Die Stadt bringt Partner, umliegende Städte und 780 Sponsorunternehmen rund um ihr Projekt zusammen. Es verfügt über ein Budget von 40 Millionen Euro. Sie erhält von Europa die Genehmigung zur Kulturhauptstadt Europas 2015. Nach und nach wird sie entsprechend ihrer Größe mit neuen Infrastrukturen ausgestattet. Nichts Pharaonisches, sondern eine echte Qualitätsmetamorphose. Es verfügt über ein Kongresszentrum, das einzige in Wallonien, dessen Architekt Daniel Libeskind ist, von dem auch das neue World Trade Center in New York in Auftrag gegeben wurde. Es verwandelt und erweitert seinen Bahnhof, der zu einer Verbindung zwischen dem gut erhaltenen historischen Zentrum und dem neuen Geschäftsviertel wird. Der Architekt ist Santiago Calatrava, der die Europabrücke in Orléans gebaut hat.
Kultur für alle
Es blieb noch übrig, die Bevölkerung in dieses Unterfangen einzubeziehen und sie stolz auf das Abenteuer, seine Vergangenheit und sein Erbe, seine Bräuche und seine Traditionen zu machen. Über das ganze Jahr verteilt finden 300 kulturelle Veranstaltungen statt, die oft mit den Großveranstaltungen korrespondieren, die traditionell den örtlichen Kalender prägen. „ Über ein Jahr hinweg brauchen Sie eine Atempause. In Mons und Umgebung sind ständig zwei bis drei große Ausstellungen erforderlich. Die Themen, die Sie interessieren, müssen von Monat zu Monat verteilt werden. Wir müssen die Stadt besetzen. Dies war die Lektion von Lille 2004, die es seitdem nicht mehr gegeben hat, insbesondere nicht in Marseille. Unsere Stadt ist somit Programmakteur », sagt Yves Vasseur, der Projektleiter mit seinem Team
Van Gogh-Superstar
Es ist unmöglich, alles aufzuzählen, da das Spektrum so breit und vielfältig ist. Allerdings können wir die Van-Gogh-Retrospektive nicht ignorieren. Sie ist der Star des Museum of Fine Arts (BAM). Es beherbergt eine einzigartige Ausstellung, die dem umfangreichen Aufenthalt des Künstlers im Borinage, der Bergbaulandschaft rund um Mons, von 1878 bis 1880 gewidmet ist, einer Zeit, in der er sich als Maler etablierte und seine ersten Werke schuf.
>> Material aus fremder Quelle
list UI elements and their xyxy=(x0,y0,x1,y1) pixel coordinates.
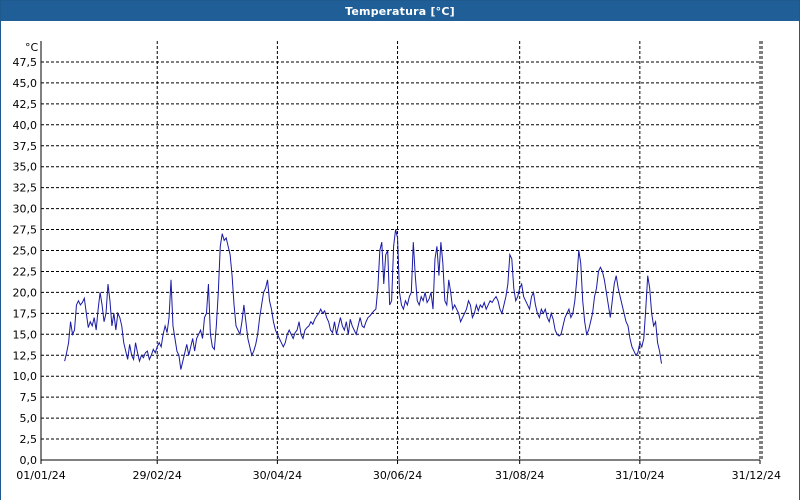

Das völlig kostenlose Eröffnungsfest am 24. Januar fand von 18 bis 4 Uhr mit rund zwanzig künstlerischen und festlichen Interventionen auf den Straßen und Plätzen statt. Lichter, Feuer, Musik und Tänze. 100.000 Menschen fanden sich dort wieder, ohne den geringsten Zwischenfall. 250 Journalisten aus aller Welt (Chinesen, Kalifornier, Kanadier, Japaner und ganz Europa) reisten dorthin. Belgien hatte nur Augen für die wallonische Stadt.
2015 wird ein fantastisches Jahr für Mons, für den Tourismus und für die gesamte Wirtschaft. Die Wirkung von Mons 2015 sollte nicht am 31. Dezember enden, sondern weit darüber hinausgehen. „ Davon bin ich überzeugt“, sagte Elio Di Rupo, „Ich möchte Lille als Vorbild haben. Vor zwanzig Jahren reiste niemand außerhalb von Lille nach Lille. Heute sind 40.000 bis 50.000 Menschen in Unternehmen tätig. Wenn wir nichts getan hätten, wären wir vergessen worden.“
Würden Bourges, Chartres, Orléans, Tours, Blois nicht dem Beispiel von Mons folgen wollen? Es handelt sich um mittelgroße Städte, die unter der Nähe und Attraktivität von Paris leiden. Kulturhauptstadt, warum nicht? Die eine oder andere dieser mittelgroßen Städte könnte darüber nachdenken. Diese Idee könnte sich durchsetzen. Es gibt keine Eile. Die Länder können Kandidatenstädte nacheinander und nach einem bereits bekannten Zeitplan vorantreiben. Französische Städte dürfen sich ab 2028 bewerben. Allerdings bereitet Mons seit zehn Jahren auf seinen großen Erfolg vor, der einer Renaissance gleicht.